Jenfan Muswere is a Zimbabwean politician who is the current Minister of Information, Publicity and Broadcasting Services of Zimbabwe and a member of parliament. He is the member of ZANU–PF. He was appointed to the position on 11 September 2023. Previously, Muswere served in the Ministry of Communication Information Technology, Courier and Postal Services. Prior to his promotion as the Minister, he worked as the deputy minister in the same portfolio. His appointment came about when Kazembe was being reassigned to the Ministry of Home Affairs as well as Cultural Heritage on 8 November 2019.

== Background ==

=== Early life ===
Muswere was born on 19 December 1981, in Zimbabwe. He is a descendent of Paramount Chief Chingaira Nakoni Muswere.
He did his primary at Victoria Primary School.
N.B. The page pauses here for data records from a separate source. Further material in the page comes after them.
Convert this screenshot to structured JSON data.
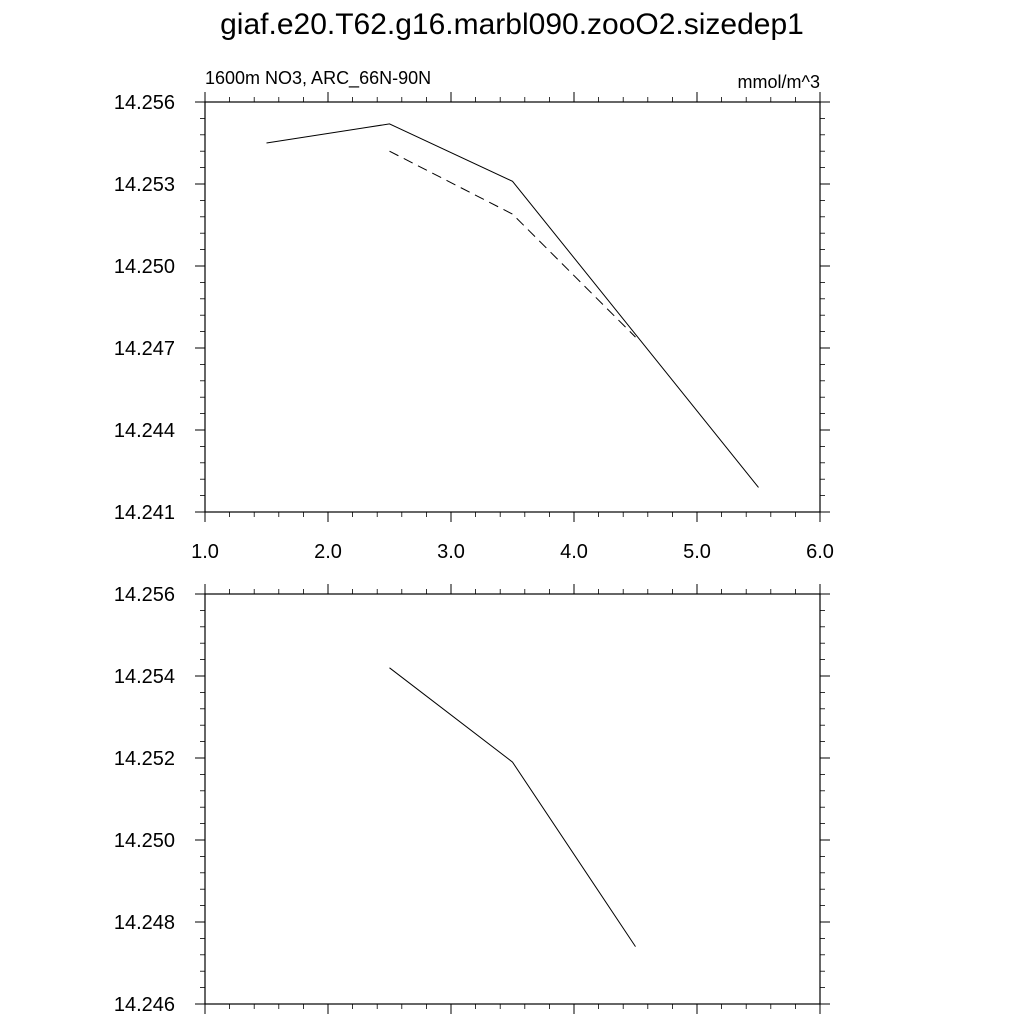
{
  "title": "giaf.e20.T62.g16.marbl090.zooO2.sizedep1",
  "chart_data": [
    {
      "type": "line",
      "left_label": "1600m NO3, ARC_66N-90N",
      "right_label": "mmol/m^3",
      "xlim": [
        1.0,
        6.0
      ],
      "ylim": [
        14.241,
        14.256
      ],
      "xticks": [
        "1.0",
        "2.0",
        "3.0",
        "4.0",
        "5.0",
        "6.0"
      ],
      "yticks": [
        "14.241",
        "14.244",
        "14.247",
        "14.250",
        "14.253",
        "14.256"
      ],
      "series": [
        {
          "style": "solid",
          "color": "#000000",
          "x": [
            1.5,
            2.5,
            3.5,
            4.5,
            5.5
          ],
          "y": [
            14.2545,
            14.2552,
            14.2531,
            14.2475,
            14.2419
          ]
        },
        {
          "style": "dashed",
          "color": "#000000",
          "x": [
            2.5,
            3.5,
            4.5
          ],
          "y": [
            14.2542,
            14.2519,
            14.2474
          ]
        }
      ]
    },
    {
      "type": "line",
      "xlim": [
        1.0,
        6.0
      ],
      "ylim": [
        14.246,
        14.256
      ],
      "yticks": [
        "14.246",
        "14.248",
        "14.250",
        "14.252",
        "14.254",
        "14.256"
      ],
      "series": [
        {
          "style": "solid",
          "color": "#000000",
          "x": [
            2.5,
            3.5,
            4.5
          ],
          "y": [
            14.2542,
            14.2519,
            14.2474
          ]
        }
      ]
    }
  ]
}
He holds Masters of Business Administration in International Trade and PhD in
ICT, Performance in Governance and second PHD in Strategy, PPP mining investments.
He was born and raised in the family that supported the ZANU PF.

=== Political career ===

==== 1995–2017: First positions ====
Muswere started his political work as a member of Youth League in early 1995. He had held several positions including Secretary for Indigenization in the Harare Province before 2017. He later became the Vice Secretary of Finance in Manicaland Province as well as serving as the member committee for the Youth League.

Muswere held the role of the Provincial Secretary for the ICT in Main Wing and is the member of Central Committee.

In 2018, under Emmerson Mnangagwa in the Second Republic, he was elected as the MP for Makoni West, and served until 2023. He was then re-elected in the same constituency starting from 2023 to 2028. He was also part of Great Escape team and he attended the Politburo as an expert assistant on Blue Ocean Strategy.

==== 2018–2019: Ministries ====
Muswere was appointed in 2018 by Mnangagwa as the Deputy Minister for Postal and Courier Services and ICT. He was then later promoted to being the minister of Postal and Courier Services, ICT, with a serving term of from 2019 to 2023.

==== 2020s ====
In 2020, Muswere was appointed as the Chairman of Pan African Postal Union. After the elections of 2023, he was selected as the Minister of Publicity, Information and Broadcasting Services of Zimbabwe. During his term as the Minister of Postal and Courier Services as well as ICT, and some of his roles were achieved under the leadership of Mnangagwa. Such included the National Development Strategy 1, that focuses on the working Digital Economy, as well as ICT Policy for 2023 to 2028, Smart Zimbabwe Master Plan for 2020 to 2030, as well as the National Broadband Plan for 2020 to 2030. Other achievements included Cyber and Data Protection Act, National Learning Strategy, the Smart Health-telemedicine initiative, and the establishment of Data Centers and ICT gadget factories.

He also had corporate career and worked as a Projects Executive, Head of Training and Business Technical, General Manager for Coal, Brick Investments, as well as holding of director positions in the construction, and transport, as well as the ICT sectors. Muswere also managed the infrastructure flagship projects worth of millions of US Dollars.